Créé à Cologne, le 16 février 2022, avec l’Orchestre du Gürzenich sous la direction de François-Xavier Roth
Création française
Durée 148 mn
Direction musicale Kazushi Ōno
Orchestre de Paris
Thomas Goepfer, réalisation informatique musicale Ircam
Étienne Démoulin, électronique Ircam
Lucas Bagnoli, diffusion sonore Ircam
Eiichi Chijiiwa, violon sonore
L’intemporalité de ‘Metropolis’ – l’histoire est censée se dérouler dans une ville futuriste de 2026 – se conjugue à une sidérante vidéographie visionnaire qui anticipe en 1927 des scènes que l’Allemagne connaîtra au cours des deux décennies qui suivront, la volonté de domination, la mythologie des Dieux du stade, la recherche du surhomme représenté par l’androïde d’allure féminine, les camps de travaux forcés, l'immatriculation des déportés, l’espion Fritz Rapp en véritable figure gestapiste, ou bien l’étoile de David pour identifier les juifs que l’on retrouve sur la porte du savant Rotwang.
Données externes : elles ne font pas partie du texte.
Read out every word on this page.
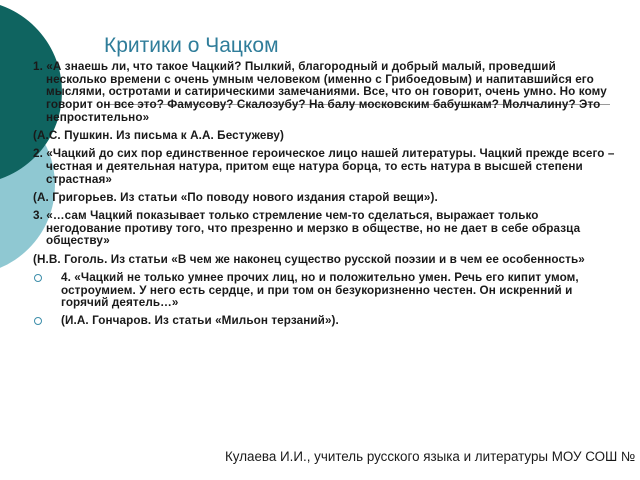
Критики о Чацком

1. «А знаешь ли, что такое Чацкий? Пылкий, благородный и добрый малый, проведший несколько времени с очень умным человеком (именно с Грибоедовым) и напитавшийся его мыслями, остротами и сатирическими замечаниями. Все, что он говорит, очень умно. Но кому говорит он все это? Фамусову? Скалозубу? На балу московским бабушкам? Молчалину? Это непростительно»

(А.С. Пушкин. Из письма к А.А. Бестужеву)

2. «Чацкий до сих пор единственное героическое лицо нашей литературы. Чацкий прежде всего – честная и деятельная натура, притом еще натура борца, то есть натура в высшей степени страстная»

(А. Григорьев. Из статьи «По поводу нового издания старой вещи»).

3. «…сам Чацкий показывает только стремление чем-то сделаться, выражает только негодование противу того, что презренно и мерзко в обществе, но не дает в себе образца обществу»

(Н.В. Гоголь. Из статьи «В чем же наконец существо русской поэзии и в чем ее особенность»

4. «Чацкий не только умнее прочих лиц, но и положительно умен. Речь его кипит умом, остроумием. У него есть сердце, и при том он безукоризненно честен. Он искренний и горячий деятель…»
(И.А. Гончаров. Из статьи «Мильон терзаний»).
Кулаева И.И., учитель русского языка и литературы МОУ СОШ №
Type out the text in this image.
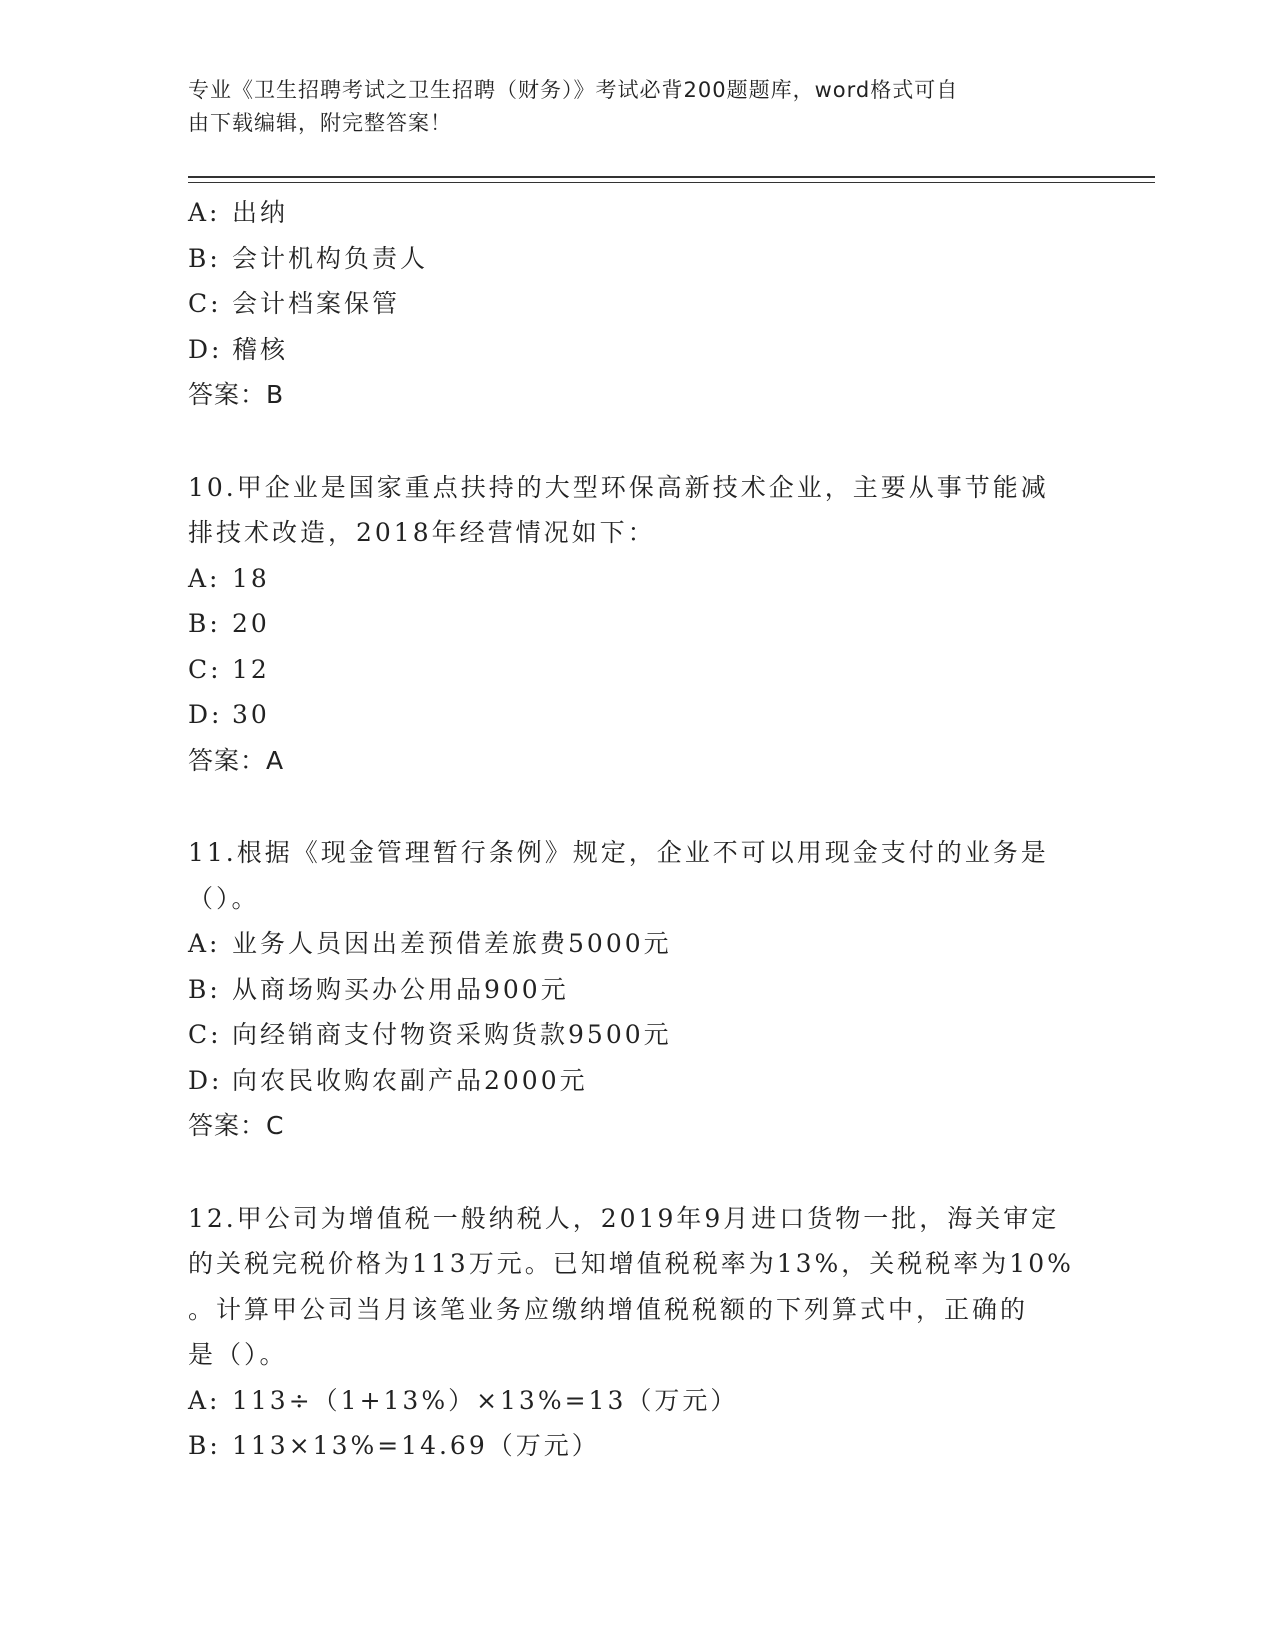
专业《卫生招聘考试之卫生招聘（财务）》考试必背200题题库，word格式可自
由下载编辑，附完整答案！
A: 出纳
B: 会计机构负责人
C: 会计档案保管
D: 稽核
答案：B
10.甲企业是国家重点扶持的大型环保高新技术企业，主要从事节能减
排技术改造，2018年经营情况如下：
A: 18
B: 20
C: 12
D: 30
答案：A
11.根据《现金管理暂行条例》规定，企业不可以用现金支付的业务是
（）。
A: 业务人员因出差预借差旅费5000元
B: 从商场购买办公用品900元
C: 向经销商支付物资采购货款9500元
D: 向农民收购农副产品2000元
答案：C
12.甲公司为增值税一般纳税人，2019年9月进口货物一批，海关审定
的关税完税价格为113万元。已知增值税税率为13%，关税税率为10%
。计算甲公司当月该笔业务应缴纳增值税税额的下列算式中，正确的
是（）。
A: 113÷（1+13%）×13%=13（万元）
B: 113×13%=14.69（万元）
Thea von Harbou, scénariste du film et épouse de Fritz Lang, adhérera par ailleurs au parti nazi en 1940, 7 ans après son divorce avec le cinéaste.
Mais ce film légendaire vaut aussi pour la référence qu’il constitue pour les films de science-fiction de la seconde partie du XXe siècle, à l’instar de l’androïde qui servira de modèle au futur C-3PO de ‘Star Wars’, ou bien des éléments architecturaux que l’on retrouvera dans ‘Blade Runner’.
L’aventure de ‘Metropolis’ avait pourtant très mal débuté. Après sa présentation le 10 janvier 1927 à Berlin, dans une version de 153 minutes, et une réception catastrophique, ‘Metropolis’ a été tronqué à plusieurs reprises au point d'être réduit à une durée de 80 minutes dans les années 1980.
Puis, suite aux travaux de la fondation Friedrich Murnau créée en 1966 afin de préserver le patrimoine cinématographique allemand, une version de 123 minutes fut rétablie en 2001.
‘Metropolis’ devint le premier film à être classé au registre ‘Mémoire du monde’ par l’UNESCO.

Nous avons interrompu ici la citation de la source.